Proverbs 25:28 (NLT): “A person without self-control is like a city with broken-down walls.”

The image is not subtle. In the ancient Near East, a city with broken walls was already conquered. The battle was over before the enemy arrived. The walls did not fall in the moment of attack. They crumbled through neglect. Weeks of ignored cracks. Months of deferred repairs. The breach that lets the army through started as a gap no one thought was worth fixing.

This is what the verse demands of the leader: you are a walled city, and everyone on your team lives inside those walls. Your self-governance is not a private matter. It is the infrastructure that protects every person under your authority. When you lose your composure in a meeting, the walls crack. When you fire off an email at eleven at night because you are tired and angry, the walls crack. When you make a decision driven by ego instead of principle, the walls crack. No single crack destroys the city. The destruction is cumulative. It happens so slowly that the leader often does not notice until the breach is wide enough for real damage to walk through.

Here is the confrontation. Most leaders believe self-control means suppressing the outburst. It does not. Suppression is not governance. A leader who grits his teeth through a meeting and then unloads on his assistant afterward has not exercised self-control. He has redirected the damage. The walls still broke. They broke in a different room.

Self-governance means the capacity to feel the full weight of frustration, anger, or fear and still choose your response rather than react from the emotion. It is not the absence of feeling. It is the presence of a functioning gate. The feeling arrives. The gate holds. The leader decides what gets through and what does not.

The leadership demand in this verse is uncomfortable because it removes every hiding place. You cannot delegate self-control. You cannot hire a chief of staff to manage your temper. You cannot build a system that compensates for your inability to govern yourself. If the walls are down, they are down, and no org chart redesign changes that fact. The people inside the walls, your team, your direct reports, your family, are exposed to whatever comes through the breach. Their safety depends on your willingness to do the maintenance work that no one sees and no one applauds.

This is where the verse cuts deepest for leaders who are competent in every other area. The leader who builds brilliant strategy, closes deals, and delivers results can still be a city with broken walls if his private discipline does not match his public performance. The team watches. They know which leaders are safe to bring bad news to and which ones will erupt. They know which leaders hold steady under pressure and which ones become the pressure. The reputation is not built by the leader’s best moments. It is built by the leader’s worst ones. A single uncontrolled outburst in a high-stakes meeting can undo years of credibility. Not because people are unforgiving, but because the outburst revealed what was always behind the walls: a city that had not been maintained.

The repair is not dramatic. It is daily. It is the decision to pause before responding to the email that made your blood pressure spike. It is the discipline of not making personnel decisions when you are exhausted. It is the willingness to say “I need to think about this before I respond” instead of proving you can handle everything in real time.
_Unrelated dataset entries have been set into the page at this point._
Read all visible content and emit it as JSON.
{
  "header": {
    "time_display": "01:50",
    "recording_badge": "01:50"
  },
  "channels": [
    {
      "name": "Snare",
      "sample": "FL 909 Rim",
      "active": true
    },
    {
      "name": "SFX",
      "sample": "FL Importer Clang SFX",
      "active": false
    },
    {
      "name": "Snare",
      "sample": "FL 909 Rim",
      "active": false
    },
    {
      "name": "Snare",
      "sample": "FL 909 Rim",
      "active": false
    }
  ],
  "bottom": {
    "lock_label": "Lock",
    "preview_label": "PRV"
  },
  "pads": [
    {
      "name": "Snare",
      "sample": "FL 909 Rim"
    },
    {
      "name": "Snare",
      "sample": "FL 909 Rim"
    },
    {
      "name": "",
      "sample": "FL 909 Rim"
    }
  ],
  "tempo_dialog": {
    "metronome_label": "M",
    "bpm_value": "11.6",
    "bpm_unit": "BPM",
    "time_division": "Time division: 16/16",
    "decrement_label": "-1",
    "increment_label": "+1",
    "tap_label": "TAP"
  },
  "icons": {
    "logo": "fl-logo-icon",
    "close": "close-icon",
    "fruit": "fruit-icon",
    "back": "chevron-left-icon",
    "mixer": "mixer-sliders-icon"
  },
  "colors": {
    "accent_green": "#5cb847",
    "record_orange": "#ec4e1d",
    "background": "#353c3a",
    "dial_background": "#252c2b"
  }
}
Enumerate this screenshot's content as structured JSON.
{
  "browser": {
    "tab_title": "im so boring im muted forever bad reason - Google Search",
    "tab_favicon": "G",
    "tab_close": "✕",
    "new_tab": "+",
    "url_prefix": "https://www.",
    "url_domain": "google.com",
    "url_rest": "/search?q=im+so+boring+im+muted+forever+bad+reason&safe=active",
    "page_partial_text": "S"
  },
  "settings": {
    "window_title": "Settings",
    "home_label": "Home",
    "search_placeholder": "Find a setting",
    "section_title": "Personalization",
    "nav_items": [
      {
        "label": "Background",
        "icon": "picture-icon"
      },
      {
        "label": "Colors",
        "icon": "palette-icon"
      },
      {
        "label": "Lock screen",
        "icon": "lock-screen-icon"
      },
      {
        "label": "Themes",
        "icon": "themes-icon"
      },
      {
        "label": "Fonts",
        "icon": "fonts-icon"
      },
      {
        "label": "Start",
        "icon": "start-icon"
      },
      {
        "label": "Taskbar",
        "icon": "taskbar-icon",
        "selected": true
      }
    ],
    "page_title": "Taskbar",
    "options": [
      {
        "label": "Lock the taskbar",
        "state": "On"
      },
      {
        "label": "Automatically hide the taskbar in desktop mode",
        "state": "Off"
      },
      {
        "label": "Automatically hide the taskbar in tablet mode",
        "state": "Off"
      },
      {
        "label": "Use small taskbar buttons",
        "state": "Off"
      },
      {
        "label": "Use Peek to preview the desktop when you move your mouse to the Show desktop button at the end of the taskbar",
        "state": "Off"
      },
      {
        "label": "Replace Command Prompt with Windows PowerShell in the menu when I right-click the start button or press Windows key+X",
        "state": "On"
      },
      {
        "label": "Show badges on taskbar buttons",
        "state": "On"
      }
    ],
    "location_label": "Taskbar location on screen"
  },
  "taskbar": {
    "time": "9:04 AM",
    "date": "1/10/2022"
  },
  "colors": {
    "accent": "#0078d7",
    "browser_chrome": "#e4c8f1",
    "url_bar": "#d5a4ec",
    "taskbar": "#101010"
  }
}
These are small bricks. They do not look heroic. Nobody writes leadership articles about the email you did not send at midnight. Nobody applauds the meeting you rescheduled because you knew you were not in the right frame of mind. The walls are rebuilt in silence, one brick at a time, in moments no one will ever see.

The practice for this week is specific. Identify the one area where your walls are thinnest. Maybe it is how you respond when someone questions your decision in front of the team. Maybe it is the tone of your voice when a project falls behind schedule. Maybe it is what you say about people when they are not in the room. Pick the one area. Not three. One. Then build one new habit around it. If it is your tone in tense meetings, the habit might be as simple as taking one full breath before responding to any challenge. If it is your after-hours communication, the habit might be drafting the message and delaying it until morning. The wall does not need to be rebuilt in a week. It needs one new brick, laid today, laid again tomorrow.

Tomorrow we study Colossians 3:23, a verse about working as if you are working for the Lord. If today’s verse asks whether your walls are standing, tomorrow’s verse asks who you are building for. The answer to that question changes the quality of every brick you lay.

Leadership Challenge: Where are your walls thinnest right now? What is the one area of self-governance where a crack has been forming that you have been telling yourself does not matter?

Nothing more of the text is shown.